We are absolutely considering the option of disallowing default streams in Fedora, but we *really* don't want to rush into that. For one thing, we do have a number of packages that have moved to modules-only that would have to convert back. For some projects, this is probably just an annoyance, but for others this may be a major impediment. In particular, one of the advantages of Modularity is the ability to have buildroot-only packages that are different from the base operating system (and don't end up delivered as artifacts from the module). There are likely modules out there that rely on this behavior because their build requires a newer or older version of some package than the non-modular buildroot provides. This is not the sole problem to address if we go the "no defaults" route, just the first that came to mind. It's unclear to me right now if forcing everyone back to the old behavior is less effort than fixing the remaining Modularity issues.

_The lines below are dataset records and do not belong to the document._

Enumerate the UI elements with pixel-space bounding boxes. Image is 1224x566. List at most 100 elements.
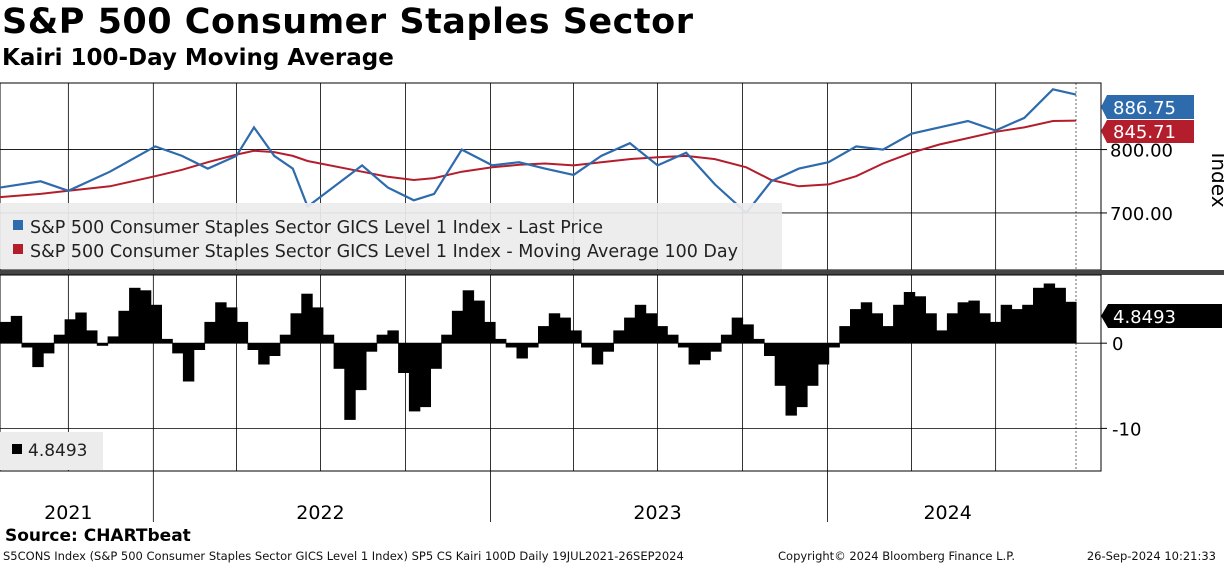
kairi-last-value: 4.8493	[1113, 307, 1176, 328]
kairi-bar	[32, 343, 44, 368]
last-price-line	[0, 88, 1077, 215]
price-legend-box	[0, 203, 782, 269]
kairi-bar	[53, 334, 66, 344]
kairi-bar	[150, 304, 162, 344]
price-tick-label: 700.00	[1110, 204, 1173, 225]
kairi-bar	[527, 343, 539, 348]
kairi-bar	[968, 300, 980, 344]
x-tick-label: 2024	[923, 502, 971, 524]
kairi-bar	[139, 290, 152, 344]
kairi-bar	[979, 313, 991, 344]
kairi-bar	[419, 343, 431, 408]
kairi-bar	[75, 312, 87, 344]
kairi-bar	[796, 343, 808, 408]
kairi-bar	[355, 343, 367, 391]
kairi-bar	[495, 338, 507, 344]
source-note: Source: CHARTbeat	[5, 526, 191, 546]
footer-timestamp: 26-Sep-2024 10:21:33	[1086, 549, 1216, 563]
kairi-bar	[602, 343, 614, 352]
kairi-bar	[387, 330, 399, 344]
kairi-legend-value: 4.8493	[28, 441, 87, 461]
kairi-bar	[1000, 304, 1013, 344]
kairi-last-tag: 4.8493	[1101, 304, 1222, 328]
footer-copyright: Copyright© 2024 Bloomberg Finance L.P.	[778, 549, 1015, 563]
kairi-bar	[559, 317, 571, 344]
kairi-bar	[516, 343, 528, 359]
kairi-bar	[764, 343, 776, 356]
kairi-bar	[365, 343, 378, 352]
kairi-bar	[322, 334, 335, 344]
kairi-gridlines	[0, 342, 1101, 429]
kairi-bar	[634, 304, 647, 344]
kairi-tick-label: 0	[1112, 334, 1123, 355]
kairi-bar	[204, 321, 216, 344]
kairi-bar	[731, 317, 744, 344]
kairi-bar	[107, 336, 119, 344]
kairi-bar	[710, 343, 722, 352]
kairi-bar	[785, 343, 797, 416]
kairi-bar	[645, 313, 657, 344]
chart-title: S&P 500 Consumer Staples Sector	[2, 2, 694, 42]
kairi-bar	[0, 321, 12, 344]
kairi-bar	[258, 343, 270, 365]
kairi-bar	[462, 290, 475, 344]
last-price-value: 886.75	[1113, 98, 1176, 119]
kairi-bar	[226, 307, 238, 344]
kairi-bar	[398, 343, 410, 373]
kairi-bar	[946, 313, 959, 344]
kairi-bar	[807, 343, 819, 386]
kairi-bar	[1054, 287, 1066, 344]
kairi-bar	[21, 343, 33, 348]
kairi-bar	[570, 330, 582, 344]
kairi-bar	[182, 343, 195, 382]
kairi-bar	[774, 343, 787, 386]
kairi-bar	[333, 343, 345, 369]
kairi-bar	[613, 330, 625, 344]
kairi-bar	[129, 287, 141, 344]
kairi-bar	[1065, 301, 1077, 344]
kairi-bar	[581, 343, 593, 348]
kairi-panel-frame	[0, 274, 1102, 472]
kairi-bar	[753, 338, 765, 344]
kairi-bar	[301, 293, 313, 344]
x-tick-label: 2021	[44, 502, 92, 524]
kairi-legend-swatch	[12, 444, 22, 454]
kairi-tick-label: -10	[1112, 419, 1141, 440]
price-tick-label: 800.00	[1110, 141, 1173, 162]
price-axis-label: Index	[1207, 152, 1224, 207]
kairi-bar	[591, 343, 604, 365]
kairi-bar	[161, 338, 173, 344]
kairi-bar	[484, 321, 496, 344]
kairi-bar	[215, 302, 227, 344]
kairi-bar	[118, 310, 130, 344]
kairi-bar	[1022, 304, 1034, 344]
kairi-bar	[720, 334, 733, 344]
kairi-bar	[376, 334, 388, 344]
kairi-bar	[10, 315, 23, 344]
ma-tag: 845.71	[1101, 120, 1194, 143]
kairi-bar	[1033, 287, 1045, 344]
kairi-bar	[914, 296, 926, 344]
kairi-bar	[548, 313, 561, 344]
kairi-bar	[290, 313, 302, 344]
legend-swatch-ma	[13, 244, 23, 254]
price-axis: 700.00 800.00	[1100, 83, 1173, 270]
kairi-bars	[0, 283, 1077, 420]
kairi-bar	[925, 313, 937, 344]
kairi-bar	[882, 326, 894, 344]
kairi-bar	[667, 334, 679, 344]
kairi-bar	[624, 317, 636, 344]
ma-100-line	[0, 119, 1077, 199]
kairi-bar	[699, 343, 711, 361]
kairi-bar	[312, 307, 324, 344]
legend-label-price: S&P 500 Consumer Staples Sector GICS Lev…	[30, 218, 603, 238]
kairi-bar	[193, 343, 206, 350]
kairi-bar	[344, 343, 356, 420]
kairi-bar	[505, 343, 518, 348]
chart-subtitle: Kairi 100-Day Moving Average	[2, 45, 394, 71]
kairi-bar	[538, 326, 550, 344]
kairi-bar	[871, 313, 883, 344]
kairi-bar	[688, 343, 700, 365]
kairi-bar	[86, 330, 98, 344]
last-price-tag: 886.75	[1101, 95, 1194, 119]
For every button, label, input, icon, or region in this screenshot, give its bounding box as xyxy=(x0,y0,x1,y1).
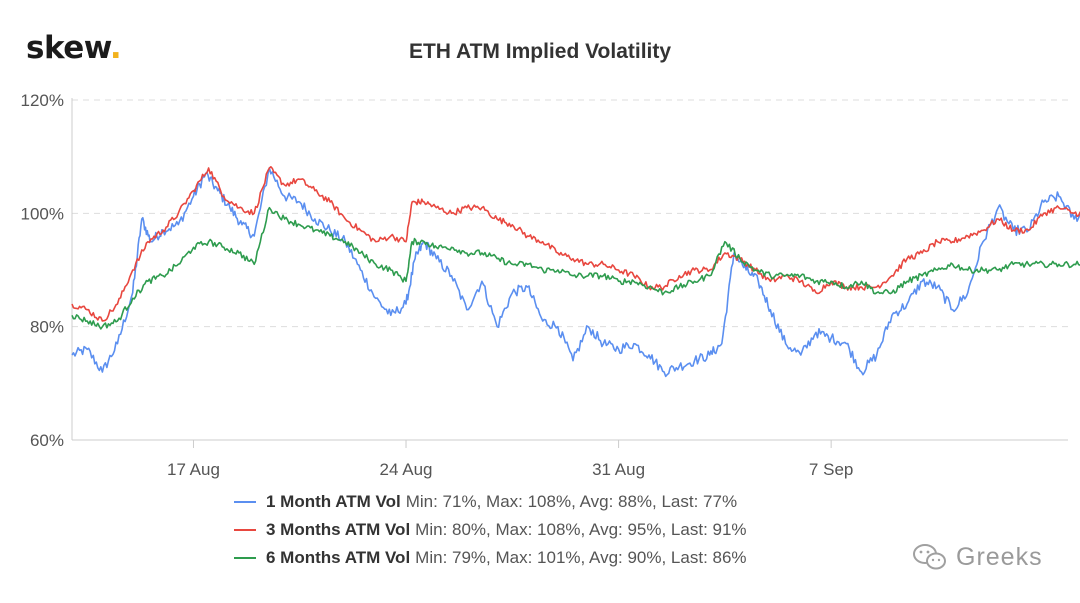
legend-name-6m: 6 Months ATM Vol xyxy=(266,548,411,567)
skew-logo: skew. xyxy=(26,30,122,66)
chart-title: ETH ATM Implied Volatility xyxy=(408,40,672,63)
wechat-icon xyxy=(913,544,946,570)
legend-swatch-6m xyxy=(234,557,256,559)
watermark: Greeks xyxy=(912,542,1043,572)
legend-swatch-3m xyxy=(234,529,256,531)
x-tick-label: 24 Aug xyxy=(380,460,433,479)
series-lines xyxy=(71,166,1080,378)
legend-swatch-1m xyxy=(234,501,256,503)
legend-item-1m[interactable]: 1 Month ATM Vol Min: 71%, Max: 108%, Avg… xyxy=(234,488,747,516)
legend-name-3m: 3 Months ATM Vol xyxy=(266,520,411,539)
logo-dot: . xyxy=(109,30,122,66)
y-tick-label: 60% xyxy=(30,431,64,450)
legend-item-3m[interactable]: 3 Months ATM Vol Min: 80%, Max: 108%, Av… xyxy=(234,516,747,544)
x-tick-label: 7 Sep xyxy=(809,460,853,479)
y-tick-labels: 60% 80% 100% 120% xyxy=(21,91,64,450)
legend-stats-1m: Min: 71%, Max: 108%, Avg: 88%, Last: 77% xyxy=(405,492,738,511)
y-tick-label: 100% xyxy=(21,204,64,223)
y-gridlines xyxy=(72,99,1068,328)
legend-name-1m: 1 Month ATM Vol xyxy=(266,492,401,511)
y-tick-label: 80% xyxy=(30,318,64,337)
legend-stats-6m: Min: 79%, Max: 101%, Avg: 90%, Last: 86% xyxy=(415,548,747,567)
series-line-0 xyxy=(71,167,1080,378)
axes xyxy=(71,98,1068,448)
legend-stats-3m: Min: 80%, Max: 108%, Avg: 95%, Last: 91% xyxy=(415,520,747,539)
logo-text: skew xyxy=(26,30,110,66)
watermark-text: Greeks xyxy=(956,542,1043,571)
legend: 1 Month ATM Vol Min: 71%, Max: 108%, Avg… xyxy=(234,488,747,572)
y-tick-label: 120% xyxy=(21,91,64,110)
x-tick-labels: 17 Aug 24 Aug 31 Aug 7 Sep xyxy=(167,460,853,479)
legend-item-6m[interactable]: 6 Months ATM Vol Min: 79%, Max: 101%, Av… xyxy=(234,544,747,572)
series-line-2 xyxy=(71,206,1080,330)
x-tick-label: 31 Aug xyxy=(592,460,645,479)
x-tick-label: 17 Aug xyxy=(167,460,220,479)
series-line-1 xyxy=(71,166,1080,322)
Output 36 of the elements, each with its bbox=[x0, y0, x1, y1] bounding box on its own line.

And since we need to fix them for RHEL as well anyway, it's worth considering carefully if the added work is worthwhile.

I'm wary of assuming that this thread represents the whole of Fedoran opinions, however. As we all know, it's generally the set of people who are upset that speak up the loudest. I'm not discounting your concerns (far from it!), but if we only base development decisions on "make sure no one is upset about it", we'd never accomplish anything new at all. This is why when I've been sending out these emails to discuss ideas, I've been trying to carefully describe both the use-cases and the technical limitations (both intrinsic to the design and those that are the result of imperfect implementation) each time. It's somewhat disheartening to hear responses that largely boil down to "If you can't get it perfectly right, stop trying!".